Just a week after the killing, he issued his first statement while being presented a coffee table book – `The Nationalist President, Pranab Mukherjee’ – at Rashtrapati Bhawan. “We should not allow the core values of our civilisation to wither away. Over the years, our civilisation has celebrated diversity, plurality and promoted and advocated tolerance. These values have kept us together over the centuries,” he had said.
Then too Mukherjee had noted how “many ancient civilisations have collapsed but the Indian civilisation has survived because of its core civilisational values and adherence to them. If we keep them in mind, nothing can prevent our nation from forging ahead.”
About a fortnight later, he reiterated the importance of pluralism while attending a cultural event at Birbhum district in West Bengal around the Durga Puja celebrations. Here he spoke about how “humanism and pluralism should not be abandoned under any circumstance”. In a release issued by Rashtrapati Bhawan and titled “Is tolerance and acceptance of dissent on the wane, questions the President”, Mukherjee was also quoted as saying that: “Assimilation through receiving is a characteristic of Indian society. Our collective strength must to be harnessed to resist evil powers in society.”
He insisted that Indian civilisation had survived for over 5,000 years ony due to tolerance. “It has always accepted dissent and differences. A large number of languages, 1,600 dialects and 7 religions co-exist in India.

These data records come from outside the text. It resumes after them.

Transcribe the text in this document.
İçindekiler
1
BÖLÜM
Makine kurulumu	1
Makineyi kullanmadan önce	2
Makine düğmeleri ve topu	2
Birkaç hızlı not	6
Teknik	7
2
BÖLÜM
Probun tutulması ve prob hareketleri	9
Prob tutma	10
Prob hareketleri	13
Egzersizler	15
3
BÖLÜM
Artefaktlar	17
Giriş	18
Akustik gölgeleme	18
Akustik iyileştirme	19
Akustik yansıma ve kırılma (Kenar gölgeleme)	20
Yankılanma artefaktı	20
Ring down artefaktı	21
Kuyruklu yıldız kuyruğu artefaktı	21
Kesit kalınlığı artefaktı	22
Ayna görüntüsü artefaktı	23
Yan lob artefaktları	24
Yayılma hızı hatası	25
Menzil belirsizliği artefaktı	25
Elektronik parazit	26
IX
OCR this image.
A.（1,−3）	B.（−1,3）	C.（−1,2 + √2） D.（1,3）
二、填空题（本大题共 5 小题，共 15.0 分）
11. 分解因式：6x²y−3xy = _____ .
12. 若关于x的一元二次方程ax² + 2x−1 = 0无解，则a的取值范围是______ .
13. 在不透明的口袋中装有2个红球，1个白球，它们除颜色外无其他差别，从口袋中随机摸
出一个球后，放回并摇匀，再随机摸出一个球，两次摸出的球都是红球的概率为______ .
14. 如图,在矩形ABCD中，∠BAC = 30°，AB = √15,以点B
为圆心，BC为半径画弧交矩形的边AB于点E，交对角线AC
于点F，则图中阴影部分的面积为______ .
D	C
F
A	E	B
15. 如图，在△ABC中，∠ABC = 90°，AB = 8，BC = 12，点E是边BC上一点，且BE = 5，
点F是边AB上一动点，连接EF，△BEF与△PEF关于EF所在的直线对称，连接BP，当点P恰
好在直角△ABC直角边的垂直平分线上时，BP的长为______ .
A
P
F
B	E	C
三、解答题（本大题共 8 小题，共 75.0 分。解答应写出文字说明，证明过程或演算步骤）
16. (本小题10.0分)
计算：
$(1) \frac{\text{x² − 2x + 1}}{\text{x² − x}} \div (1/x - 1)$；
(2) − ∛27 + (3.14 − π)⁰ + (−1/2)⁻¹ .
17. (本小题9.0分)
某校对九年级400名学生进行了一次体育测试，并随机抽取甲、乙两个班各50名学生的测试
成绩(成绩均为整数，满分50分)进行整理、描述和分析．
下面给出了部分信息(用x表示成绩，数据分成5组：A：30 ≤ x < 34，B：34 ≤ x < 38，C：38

We have a constitution that accommodates all these differences,” he reasoned.
Most recently, about a week ago, Mukherjee had while inaugurating the first International Conference of Indologists again expressed concern at India “today witnessing events without precedent; when the world is struggling to deal with the worst impulses of intolerance and hatred that mankind has ever witnessed”.
He therefore urged that “this is the time to reinforce the civilisational values that bind together the complex diversity of modern-day India and promote them among our people and the world”.